Thursday, December 5, 2013

Some Changes. Some Don't.

Just came back from the best road trip so far. A road trip that was planned a long while ago in the middle of the year. The 10 of us went down to Karri Valley for 3 days 2 nights. I took my leave when we planned it and although I have increased work days now I decided to stick with it and go. And, I didn't regret it at all. Things have been quite crazy for a while. I have been experiencing lost of direction for a couple of months as I haven't been walking closely with God for those months. I felt that I want to run away to some place, to don't work, to don't see anyone, but I can't. So other than what was necessary, I just kept to myself. 

Although I didn't start the road trip with an excited feeling, I am grateful for the time away from all distractions. It is just the people who I can see and directly talk to, no need for electronic media, and I enjoyed the time.

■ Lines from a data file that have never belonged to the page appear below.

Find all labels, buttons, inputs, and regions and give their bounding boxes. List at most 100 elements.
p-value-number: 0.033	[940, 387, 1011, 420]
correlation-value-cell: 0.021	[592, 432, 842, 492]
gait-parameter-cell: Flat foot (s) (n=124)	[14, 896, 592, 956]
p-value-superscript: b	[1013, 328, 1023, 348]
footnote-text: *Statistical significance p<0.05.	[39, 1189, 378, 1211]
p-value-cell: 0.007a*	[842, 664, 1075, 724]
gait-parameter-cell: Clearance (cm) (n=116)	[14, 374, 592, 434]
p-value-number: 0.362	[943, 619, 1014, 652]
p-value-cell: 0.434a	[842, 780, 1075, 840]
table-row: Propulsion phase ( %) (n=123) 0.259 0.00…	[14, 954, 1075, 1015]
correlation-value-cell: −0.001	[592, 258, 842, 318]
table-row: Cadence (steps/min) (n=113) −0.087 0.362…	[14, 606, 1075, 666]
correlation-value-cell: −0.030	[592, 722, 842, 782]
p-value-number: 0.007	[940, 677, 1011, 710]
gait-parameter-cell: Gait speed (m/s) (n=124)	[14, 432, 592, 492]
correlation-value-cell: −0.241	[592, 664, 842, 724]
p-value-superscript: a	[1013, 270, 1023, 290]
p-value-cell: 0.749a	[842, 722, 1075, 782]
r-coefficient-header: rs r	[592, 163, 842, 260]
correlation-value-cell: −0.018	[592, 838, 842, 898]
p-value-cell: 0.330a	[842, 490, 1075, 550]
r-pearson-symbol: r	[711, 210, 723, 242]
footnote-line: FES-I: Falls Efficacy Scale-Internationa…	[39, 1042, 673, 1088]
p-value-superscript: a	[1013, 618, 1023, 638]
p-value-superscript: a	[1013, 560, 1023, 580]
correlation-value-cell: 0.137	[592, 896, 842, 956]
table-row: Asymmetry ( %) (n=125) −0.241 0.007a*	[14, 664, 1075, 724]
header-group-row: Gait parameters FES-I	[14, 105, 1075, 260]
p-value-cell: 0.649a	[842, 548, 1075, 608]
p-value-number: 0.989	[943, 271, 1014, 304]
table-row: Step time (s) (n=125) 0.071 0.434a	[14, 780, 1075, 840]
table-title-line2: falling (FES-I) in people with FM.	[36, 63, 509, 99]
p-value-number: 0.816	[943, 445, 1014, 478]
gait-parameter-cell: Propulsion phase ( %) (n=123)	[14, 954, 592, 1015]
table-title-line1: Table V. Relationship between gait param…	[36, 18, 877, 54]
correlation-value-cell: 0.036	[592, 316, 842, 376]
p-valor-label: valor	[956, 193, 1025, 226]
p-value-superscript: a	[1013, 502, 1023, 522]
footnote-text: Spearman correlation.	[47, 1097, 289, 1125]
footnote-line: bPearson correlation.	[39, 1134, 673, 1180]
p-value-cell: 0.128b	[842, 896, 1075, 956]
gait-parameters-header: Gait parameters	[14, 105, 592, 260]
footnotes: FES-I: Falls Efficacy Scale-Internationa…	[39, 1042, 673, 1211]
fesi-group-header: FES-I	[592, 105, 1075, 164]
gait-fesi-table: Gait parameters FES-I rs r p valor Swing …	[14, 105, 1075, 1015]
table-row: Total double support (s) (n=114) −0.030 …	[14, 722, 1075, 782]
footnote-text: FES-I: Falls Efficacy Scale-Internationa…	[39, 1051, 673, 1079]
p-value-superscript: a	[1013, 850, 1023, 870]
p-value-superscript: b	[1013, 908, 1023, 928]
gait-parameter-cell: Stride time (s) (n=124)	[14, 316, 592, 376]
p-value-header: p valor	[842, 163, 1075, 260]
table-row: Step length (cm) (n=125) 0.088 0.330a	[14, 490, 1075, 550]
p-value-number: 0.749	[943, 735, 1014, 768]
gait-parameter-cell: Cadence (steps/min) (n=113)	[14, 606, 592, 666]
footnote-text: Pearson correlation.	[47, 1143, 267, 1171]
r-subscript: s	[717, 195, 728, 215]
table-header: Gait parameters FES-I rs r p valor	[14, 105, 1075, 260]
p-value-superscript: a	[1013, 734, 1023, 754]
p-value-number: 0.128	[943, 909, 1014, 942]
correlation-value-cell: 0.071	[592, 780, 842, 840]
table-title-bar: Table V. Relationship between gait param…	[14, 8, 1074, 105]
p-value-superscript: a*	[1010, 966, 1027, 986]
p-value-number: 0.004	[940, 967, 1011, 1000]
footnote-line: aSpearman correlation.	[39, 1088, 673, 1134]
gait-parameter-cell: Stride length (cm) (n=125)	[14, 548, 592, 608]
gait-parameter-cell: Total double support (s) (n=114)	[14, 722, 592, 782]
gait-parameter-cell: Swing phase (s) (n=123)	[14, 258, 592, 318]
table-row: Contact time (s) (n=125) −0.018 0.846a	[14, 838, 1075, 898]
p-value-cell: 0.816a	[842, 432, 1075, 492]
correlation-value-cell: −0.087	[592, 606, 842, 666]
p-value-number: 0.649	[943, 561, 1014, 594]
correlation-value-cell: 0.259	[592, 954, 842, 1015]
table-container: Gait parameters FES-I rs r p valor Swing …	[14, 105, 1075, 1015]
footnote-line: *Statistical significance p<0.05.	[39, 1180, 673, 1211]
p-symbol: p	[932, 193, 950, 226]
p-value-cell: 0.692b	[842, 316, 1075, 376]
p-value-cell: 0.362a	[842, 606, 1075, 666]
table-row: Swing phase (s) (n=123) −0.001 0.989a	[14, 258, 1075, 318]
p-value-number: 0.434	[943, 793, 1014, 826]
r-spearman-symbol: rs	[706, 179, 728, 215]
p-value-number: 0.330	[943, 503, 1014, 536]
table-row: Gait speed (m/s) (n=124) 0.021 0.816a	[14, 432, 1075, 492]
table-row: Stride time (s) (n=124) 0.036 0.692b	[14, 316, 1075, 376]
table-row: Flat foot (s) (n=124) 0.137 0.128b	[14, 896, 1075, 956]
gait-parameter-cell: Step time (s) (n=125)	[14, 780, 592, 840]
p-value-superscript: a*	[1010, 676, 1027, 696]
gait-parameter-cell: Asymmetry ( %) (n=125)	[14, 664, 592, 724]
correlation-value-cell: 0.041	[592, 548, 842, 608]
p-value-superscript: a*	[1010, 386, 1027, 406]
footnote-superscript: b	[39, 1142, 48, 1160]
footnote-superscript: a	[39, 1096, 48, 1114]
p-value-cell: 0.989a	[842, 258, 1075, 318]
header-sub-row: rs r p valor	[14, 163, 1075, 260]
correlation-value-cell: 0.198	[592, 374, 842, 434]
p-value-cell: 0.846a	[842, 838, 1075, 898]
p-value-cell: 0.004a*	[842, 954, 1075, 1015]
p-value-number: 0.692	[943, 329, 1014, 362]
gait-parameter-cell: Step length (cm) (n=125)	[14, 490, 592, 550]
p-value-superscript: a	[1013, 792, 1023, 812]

There are some moments where I can also just stay by myself and look at God's wonderful creations - the sun light streaming down on the top of the karri tree canopies, and the vast expanse of the lake. Then I realised one thing. Some things change and some don't, or rather, everything changes when given a long time span while only God remains the same.

Looking into this road trip, from the time of thinking of going to the time of actually going, a lot of things have changed. Some changes are because we decided to go, some because we decided to stay. Physically, I have decided to take leave off work, and mentally I have decided I need the time to be away and be still with God. There are moments of sweet memories that I will always keep in heart and I know these are God's blessings. I also realised my ideals change, so they are not really ideals, but rather what I want - now I learn to know only one truly matters - relationship with God, and from there outflow the relationship with people. 

I am tired now. But with a new realisation from God I know of the truly important things, or rather I am reminded by seeing it in a different perspective; that people around me may change, but I can choose to love them the same no matter how much time we have spent with them in my life, because this love is from the unchanging love of God.